The initial study also identifies enzymes that are specialised for breaking down plant material, which could help in the quest to develop new biofuels.The researchers focused on microbes found in a cow’s rumen which is the first of its 4 stomachs. The rumen is home to diverse strains of microorganisms, such as bacteria, archaea and fungi, which help the animal to extract energy and nutrients from its food. The team used an advanced technique called metagenomics, which involves analysing the genetic composition all of the microbes that exist within an organism, in this case a cow. In total, they studied samples of rumen gut contents from 43 cows and identified 913 diverse strains of microbes living in the rumen. Most of the microbes uncovered have never been seen before and may have potential uses in the biofuels and biotechnology industries. By analysing their genetic information, the team pinpointed previously unknown enzymes that can extract energy and nutrition from plant material. Beef and dairy cattle, and other milk-producing ruminants, provide food and nutrition to billions of people worldwide. Understanding how these animals convert plant-based diets into energy will be vital for securing the future of the world’s food supplies, experts say.
The research, published in the journal Nature Communications, was carried out in collaboration with experts at The Rowett Institute at the University of Aberdeen. Professor Rainer Roehe from SRUC said: “The newly identified microbial species in the rumen of beef cattle will greatly improve our understanding of how the rumen microbial ecosystem works. “Using breeding and nutritional interventions, we will be able to use this information to help improve cattle health and performance throughout the world.” Professor Mick Watson, of the University of Edinburgh’s Roslin Institute, said: “This has been a truly fascinating study, and really we are only beginning to understand what these microbes do. The fact most of them were very different to microbes that have already been discovered surprised us, so we just can’t wait to study them further. “If we can improve the efficiency of digestion in cows and other ruminants, we may be able to produce more food for people whilst using fewer resources. This is a key aim of improving global food security.”
Also in the US, this topic is on the research agenda. 2 researchers with the University of Florida Institute of Food and Agricultural Sciences were awarded close to $ 700,000 in total from the USDA’s National Institute of Food and Agriculture to study swine influenza and to further investigate how microbes play a role in cattle nutrition and impact producers’ bottom lines.
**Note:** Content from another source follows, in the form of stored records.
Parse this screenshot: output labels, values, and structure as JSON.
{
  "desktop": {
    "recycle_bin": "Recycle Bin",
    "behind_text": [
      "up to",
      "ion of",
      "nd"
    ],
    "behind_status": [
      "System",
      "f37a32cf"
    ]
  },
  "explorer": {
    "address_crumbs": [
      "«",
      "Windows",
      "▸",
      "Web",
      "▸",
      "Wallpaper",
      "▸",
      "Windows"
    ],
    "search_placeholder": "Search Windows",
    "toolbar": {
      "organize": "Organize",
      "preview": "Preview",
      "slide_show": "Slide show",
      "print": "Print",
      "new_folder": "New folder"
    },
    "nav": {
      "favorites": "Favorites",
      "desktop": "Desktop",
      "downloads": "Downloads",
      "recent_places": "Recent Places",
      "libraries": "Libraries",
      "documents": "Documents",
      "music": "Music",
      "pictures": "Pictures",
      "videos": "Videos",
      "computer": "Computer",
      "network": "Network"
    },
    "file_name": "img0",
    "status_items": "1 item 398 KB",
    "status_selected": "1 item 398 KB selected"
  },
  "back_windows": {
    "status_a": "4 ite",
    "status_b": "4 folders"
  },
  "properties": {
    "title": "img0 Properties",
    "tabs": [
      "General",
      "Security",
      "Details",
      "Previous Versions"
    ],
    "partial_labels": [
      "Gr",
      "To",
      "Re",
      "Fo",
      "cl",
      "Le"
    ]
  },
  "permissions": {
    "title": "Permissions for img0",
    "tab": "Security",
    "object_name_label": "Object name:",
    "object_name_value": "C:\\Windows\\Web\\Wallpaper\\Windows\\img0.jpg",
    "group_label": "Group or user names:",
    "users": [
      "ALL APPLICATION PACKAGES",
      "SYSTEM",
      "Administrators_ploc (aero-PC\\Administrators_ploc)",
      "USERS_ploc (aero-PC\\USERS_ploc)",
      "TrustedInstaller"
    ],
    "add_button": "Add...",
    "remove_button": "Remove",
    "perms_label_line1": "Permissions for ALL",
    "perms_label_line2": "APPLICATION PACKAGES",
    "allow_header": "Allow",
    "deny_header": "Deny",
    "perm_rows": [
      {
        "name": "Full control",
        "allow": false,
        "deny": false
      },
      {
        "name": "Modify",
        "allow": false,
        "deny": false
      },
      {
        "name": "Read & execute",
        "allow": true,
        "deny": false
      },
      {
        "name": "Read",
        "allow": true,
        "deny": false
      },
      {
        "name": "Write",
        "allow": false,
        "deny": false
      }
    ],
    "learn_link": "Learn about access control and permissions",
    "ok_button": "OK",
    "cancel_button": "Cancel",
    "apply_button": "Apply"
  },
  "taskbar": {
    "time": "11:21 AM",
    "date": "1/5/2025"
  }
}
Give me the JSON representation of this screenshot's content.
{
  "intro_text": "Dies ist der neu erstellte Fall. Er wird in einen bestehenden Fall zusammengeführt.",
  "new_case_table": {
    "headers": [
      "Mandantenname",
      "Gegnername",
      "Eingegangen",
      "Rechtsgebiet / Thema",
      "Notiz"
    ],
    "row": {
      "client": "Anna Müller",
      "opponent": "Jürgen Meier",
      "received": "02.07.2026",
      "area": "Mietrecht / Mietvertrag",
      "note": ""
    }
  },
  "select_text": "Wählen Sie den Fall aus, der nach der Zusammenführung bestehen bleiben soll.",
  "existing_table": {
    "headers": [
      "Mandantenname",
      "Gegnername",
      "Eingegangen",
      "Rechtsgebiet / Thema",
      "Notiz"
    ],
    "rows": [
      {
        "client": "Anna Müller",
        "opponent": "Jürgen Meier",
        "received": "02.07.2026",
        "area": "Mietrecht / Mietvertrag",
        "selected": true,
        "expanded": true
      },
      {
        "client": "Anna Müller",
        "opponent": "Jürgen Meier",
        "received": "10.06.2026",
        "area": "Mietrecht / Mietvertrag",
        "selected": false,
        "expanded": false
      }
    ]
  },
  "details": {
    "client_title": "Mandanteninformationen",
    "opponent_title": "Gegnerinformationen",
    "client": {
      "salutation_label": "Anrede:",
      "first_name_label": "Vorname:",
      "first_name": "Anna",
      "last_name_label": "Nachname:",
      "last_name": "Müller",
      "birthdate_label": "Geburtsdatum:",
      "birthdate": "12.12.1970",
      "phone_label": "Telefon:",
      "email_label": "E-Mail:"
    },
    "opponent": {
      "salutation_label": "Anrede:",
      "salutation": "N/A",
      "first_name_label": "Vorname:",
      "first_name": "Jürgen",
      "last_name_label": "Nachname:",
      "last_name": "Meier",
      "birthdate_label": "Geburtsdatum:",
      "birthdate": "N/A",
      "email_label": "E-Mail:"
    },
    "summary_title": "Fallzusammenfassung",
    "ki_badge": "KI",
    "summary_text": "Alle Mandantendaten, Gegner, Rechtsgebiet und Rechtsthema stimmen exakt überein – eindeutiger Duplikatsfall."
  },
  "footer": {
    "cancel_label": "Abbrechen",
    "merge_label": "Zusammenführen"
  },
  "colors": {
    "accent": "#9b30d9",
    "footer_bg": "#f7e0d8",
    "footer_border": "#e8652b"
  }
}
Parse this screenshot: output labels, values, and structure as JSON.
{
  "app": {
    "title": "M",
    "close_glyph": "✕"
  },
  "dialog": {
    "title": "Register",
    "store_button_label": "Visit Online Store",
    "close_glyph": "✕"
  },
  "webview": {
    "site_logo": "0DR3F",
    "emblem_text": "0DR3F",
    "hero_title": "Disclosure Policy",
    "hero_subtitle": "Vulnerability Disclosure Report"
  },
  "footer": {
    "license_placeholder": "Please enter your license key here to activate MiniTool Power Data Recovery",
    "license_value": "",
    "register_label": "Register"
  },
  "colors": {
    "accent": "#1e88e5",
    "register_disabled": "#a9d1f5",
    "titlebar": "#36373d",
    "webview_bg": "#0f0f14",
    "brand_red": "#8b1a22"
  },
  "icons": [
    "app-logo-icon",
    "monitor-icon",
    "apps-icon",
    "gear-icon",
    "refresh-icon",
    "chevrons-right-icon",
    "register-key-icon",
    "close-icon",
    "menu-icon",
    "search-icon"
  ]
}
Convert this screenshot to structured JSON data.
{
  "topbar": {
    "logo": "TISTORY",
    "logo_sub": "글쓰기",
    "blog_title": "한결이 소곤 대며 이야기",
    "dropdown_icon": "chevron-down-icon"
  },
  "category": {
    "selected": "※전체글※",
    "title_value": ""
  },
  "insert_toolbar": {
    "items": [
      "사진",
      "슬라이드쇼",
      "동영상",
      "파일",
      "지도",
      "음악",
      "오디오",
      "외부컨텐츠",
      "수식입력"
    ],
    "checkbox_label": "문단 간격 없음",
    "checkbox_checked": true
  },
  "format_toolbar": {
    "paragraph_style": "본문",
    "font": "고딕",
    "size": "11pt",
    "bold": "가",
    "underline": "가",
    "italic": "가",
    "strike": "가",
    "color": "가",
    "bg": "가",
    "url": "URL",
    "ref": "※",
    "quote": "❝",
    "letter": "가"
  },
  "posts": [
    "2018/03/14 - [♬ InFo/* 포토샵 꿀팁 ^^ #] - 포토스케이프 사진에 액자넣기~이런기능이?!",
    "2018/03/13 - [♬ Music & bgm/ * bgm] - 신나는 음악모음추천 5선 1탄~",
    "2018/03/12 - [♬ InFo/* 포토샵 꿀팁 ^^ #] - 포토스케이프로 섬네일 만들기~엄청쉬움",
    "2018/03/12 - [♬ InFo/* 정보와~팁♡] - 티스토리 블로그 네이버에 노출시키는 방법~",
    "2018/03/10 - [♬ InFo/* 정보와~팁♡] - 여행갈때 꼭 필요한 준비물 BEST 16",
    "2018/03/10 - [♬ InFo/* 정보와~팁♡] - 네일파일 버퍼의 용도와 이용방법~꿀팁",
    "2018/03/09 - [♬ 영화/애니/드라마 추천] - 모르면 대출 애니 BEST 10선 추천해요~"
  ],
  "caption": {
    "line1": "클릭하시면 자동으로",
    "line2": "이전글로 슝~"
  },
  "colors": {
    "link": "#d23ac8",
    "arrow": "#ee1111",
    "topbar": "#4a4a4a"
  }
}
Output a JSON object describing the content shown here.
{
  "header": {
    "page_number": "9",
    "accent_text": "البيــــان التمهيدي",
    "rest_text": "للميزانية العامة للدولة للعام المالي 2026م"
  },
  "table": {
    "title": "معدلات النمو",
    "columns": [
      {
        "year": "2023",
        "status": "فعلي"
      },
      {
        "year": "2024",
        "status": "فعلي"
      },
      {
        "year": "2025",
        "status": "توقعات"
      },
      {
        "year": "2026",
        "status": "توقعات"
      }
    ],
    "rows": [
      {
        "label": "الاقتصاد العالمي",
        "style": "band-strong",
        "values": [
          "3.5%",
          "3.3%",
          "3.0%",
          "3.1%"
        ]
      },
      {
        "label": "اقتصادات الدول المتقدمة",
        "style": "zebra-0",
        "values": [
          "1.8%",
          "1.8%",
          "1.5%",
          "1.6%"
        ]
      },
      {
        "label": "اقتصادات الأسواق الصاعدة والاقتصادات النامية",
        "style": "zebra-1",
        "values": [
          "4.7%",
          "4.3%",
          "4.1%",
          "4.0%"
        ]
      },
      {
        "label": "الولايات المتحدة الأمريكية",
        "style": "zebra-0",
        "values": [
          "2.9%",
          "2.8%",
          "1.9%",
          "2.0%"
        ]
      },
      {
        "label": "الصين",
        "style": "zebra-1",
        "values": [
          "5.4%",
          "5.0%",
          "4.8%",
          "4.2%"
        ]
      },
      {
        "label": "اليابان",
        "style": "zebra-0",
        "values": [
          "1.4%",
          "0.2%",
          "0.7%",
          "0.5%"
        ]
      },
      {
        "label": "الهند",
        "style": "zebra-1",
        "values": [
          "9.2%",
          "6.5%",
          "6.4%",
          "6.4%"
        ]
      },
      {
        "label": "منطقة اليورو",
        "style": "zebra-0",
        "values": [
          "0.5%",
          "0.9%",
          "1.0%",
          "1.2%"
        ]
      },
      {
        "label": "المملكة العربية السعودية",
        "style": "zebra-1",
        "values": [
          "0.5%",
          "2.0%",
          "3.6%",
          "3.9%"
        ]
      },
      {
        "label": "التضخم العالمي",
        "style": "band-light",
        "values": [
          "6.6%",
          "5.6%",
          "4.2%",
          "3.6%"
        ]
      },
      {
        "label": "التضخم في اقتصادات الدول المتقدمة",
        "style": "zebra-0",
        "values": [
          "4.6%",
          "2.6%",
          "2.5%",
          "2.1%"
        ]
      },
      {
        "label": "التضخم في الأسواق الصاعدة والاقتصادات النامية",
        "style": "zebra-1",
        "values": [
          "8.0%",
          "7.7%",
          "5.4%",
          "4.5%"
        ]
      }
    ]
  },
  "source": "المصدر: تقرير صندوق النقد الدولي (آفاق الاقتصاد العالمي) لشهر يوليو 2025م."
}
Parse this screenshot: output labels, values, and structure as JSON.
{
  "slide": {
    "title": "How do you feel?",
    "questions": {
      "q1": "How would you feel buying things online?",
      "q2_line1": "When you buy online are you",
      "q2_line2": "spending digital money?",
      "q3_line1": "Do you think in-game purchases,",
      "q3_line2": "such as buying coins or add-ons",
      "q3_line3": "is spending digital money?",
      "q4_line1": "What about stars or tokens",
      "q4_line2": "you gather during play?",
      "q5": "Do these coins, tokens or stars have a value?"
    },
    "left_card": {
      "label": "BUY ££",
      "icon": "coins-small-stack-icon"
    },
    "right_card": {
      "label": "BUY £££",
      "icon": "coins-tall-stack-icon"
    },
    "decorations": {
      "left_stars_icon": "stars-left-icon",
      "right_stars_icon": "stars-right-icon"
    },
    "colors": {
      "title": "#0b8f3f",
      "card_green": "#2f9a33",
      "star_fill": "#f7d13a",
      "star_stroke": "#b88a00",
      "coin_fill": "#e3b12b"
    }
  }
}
Microbes in cattle’s stomachs help break down carbohydrates in their feed. Right now, scientists don’t know which microbes break-down which carbohydrates. Identifying these relationships could ultimately help make cattle feed more effective, Tim Hackmann, assistant professors in the department of animal sciences said. Mr Hackmann will begin by treating specific carbohydrates with fluorescent compounds and feeding them to microbes sampled from cattle. The microbes that metabolise this carbohydrate will glow under a microscope, he explained, telling researchers which ones have processed that carbohydrate. Mr Hackmann’s companion project aims to increase the amount of protein available to cattle, which he’s calculated could save the dairy industry about $ 122 million per year. Cattle get more than half their protein by digesting some of the microbes that live in their gut, he said. “What we want to do is increase the efficiency of protein production in microbes. Right now, they only direct about one-third of their energy toward growth. If microbes directed more energy to making protein, cattle would need less protein from food sources.”